Looking for a unique name with some historical cachet? The Dictionary of Medieval Names from European Sources is the place to go. It is a hefty work of scholarship that “aims to contain all given (fore, Christian) names recorded in European sources written between 500 and 1600, less the names of historical/non-contemporary people and names occurring only in fictional literature or poetry.”

The dictionary so far has over 1000 names, documented with citations and etymologies. They are constantly adding to the collection, planned in two phases, first looking at Western Europe and Hungary and then Eastern Europe. They also maintain an active blog with interesting facts about medieval naming practices and a “Mystery Monday” feature, covering documented names that have uncertain etymologies.

Here are 23 medieval names that would make great hipster baby names today.

1. Osgyth

This name of a 7th century Northumbrian saint comes from the Old English for “war god.”

2. Cherubina

This variant on the word cherub showed up as a name in Rome in 1527.

3. Aylward

There were spelling variations on this one, including Eilwardus, Aloardus, and Æðeluuard, but this one probably works best for the Kindergartener learning to write.

4. Hainfroy

Related to the Old German words for "enclosure of peace," this one showed up in France in 1388.

5. Brihtstan

From the Old English for "bright stone," this one can be pronounced sort of like Brixton (which has a different etymology).

6. Dewnes

The origin of this name is obscure, but it was also sometimes spelled Dunes.

7. Zoete

An adorable choice, from the Middle Dutch word for "sweet."

8. Everbern

For your dangerously cuddly cub, ever goes back to the Old High German for "boar," and bern goes back to the word for "bear."

9. Frost

It’s a solid English word, why not also a name?

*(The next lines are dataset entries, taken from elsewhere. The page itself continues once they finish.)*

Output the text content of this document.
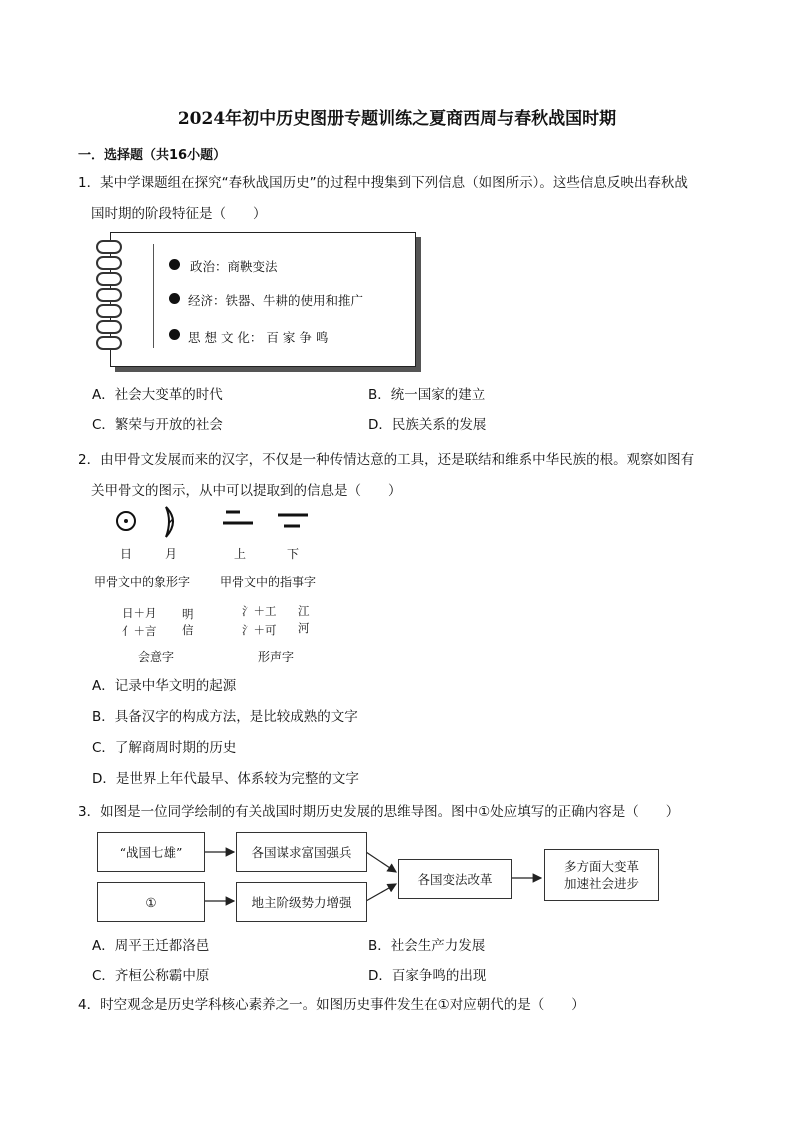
2024年初中历史图册专题训练之夏商西周与春秋战国时期
一．选择题（共16小题）
1．某中学课题组在探究“春秋战国历史”的过程中搜集到下列信息（如图所示）。这些信息反映出春秋战
国时期的阶段特征是（　　）
政治：商鞅变法
经济：铁器、牛耕的使用和推广
思 想 文 化： 百 家 争 鸣
A．社会大变革的时代	B．统一国家的建立
C．繁荣与开放的社会	D．民族关系的发展
2．由甲骨文发展而来的汉字，不仅是一种传情达意的工具，还是联结和维系中华民族的根。观察如图有
关甲骨文的图示，从中可以提取到的信息是（　　）
日	月	上	下
甲骨文中的象形字 甲骨文中的指事字
日＋月 明
亻＋言 信
氵＋工 江
氵＋可 河
会意字	形声字
A．记录中华文明的起源
B．具备汉字的构成方法，是比较成熟的文字
C．了解商周时期的历史
D．是世界上年代最早、体系较为完整的文字
3．如图是一位同学绘制的有关战国时期历史发展的思维导图。图中①处应填写的正确内容是（　　）
“战国七雄”	各国谋求富国强兵
①	地主阶级势力增强
各国变法改革
多方面大变革
加速社会进步
A．周平王迁都洛邑	B．社会生产力发展
C．齐桓公称霸中原	D．百家争鸣的出现
4．时空观念是历史学科核心素养之一。如图历史事件发生在①对应朝代的是（　　）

Someone had the same thought in 1420.

10. Ysoria

The etymology is uncertain, “but perhaps related to Latin Isaura, an ethic byname derived from the region of Isauria in Asia Minor.”

11. Hilpwin

Goes back to a Germanic term for "help friend."

12. Galicius

This delicious choice is from the Latin name for the Celtic tribe who lived in Galicia in Spain.

13. Idony

Name your daughter for Iðunn, the Old Icelandic name of a goddess associated with apples and youth.

14. Roenwallon

Found in France in the 9th century, this is a combination of the Old Breton words for "royal" (roen) and "valorous" (uuallon).

15. Joceran

It sounds cute, but it can also be traced back to something like "goth raven."

16. Magner 

Feel like Magnus is too common? Go for Magner, which can be traced back to the Old High German for "mighty army."

17. Alleaume

This name of a 10th century French saint means "noble helmet."

18. Willulf

Also good is the 9th century Latin version of this name: Willulphus.

19. Landwin

This name going back to "land friend" was popular in early medieval France.

20. Queniva

Formed from the Old English cwen and gifu, Queniva is a "Queen gift." It's also spelled Kueneva or Kweneve.

21. Rustic

Take little Rustic to the farmer’s market with you, just like they did in the 12th century.

22. Snorri

Snorri may sound like a sleepy choice, but it’s actually from an Icelandic word for "smart, sharp-witted person."

23. Unica

There is no one like your baby, says this name, from the Latin for "unique, sole, singular." It was recorded as a name in England in 1552.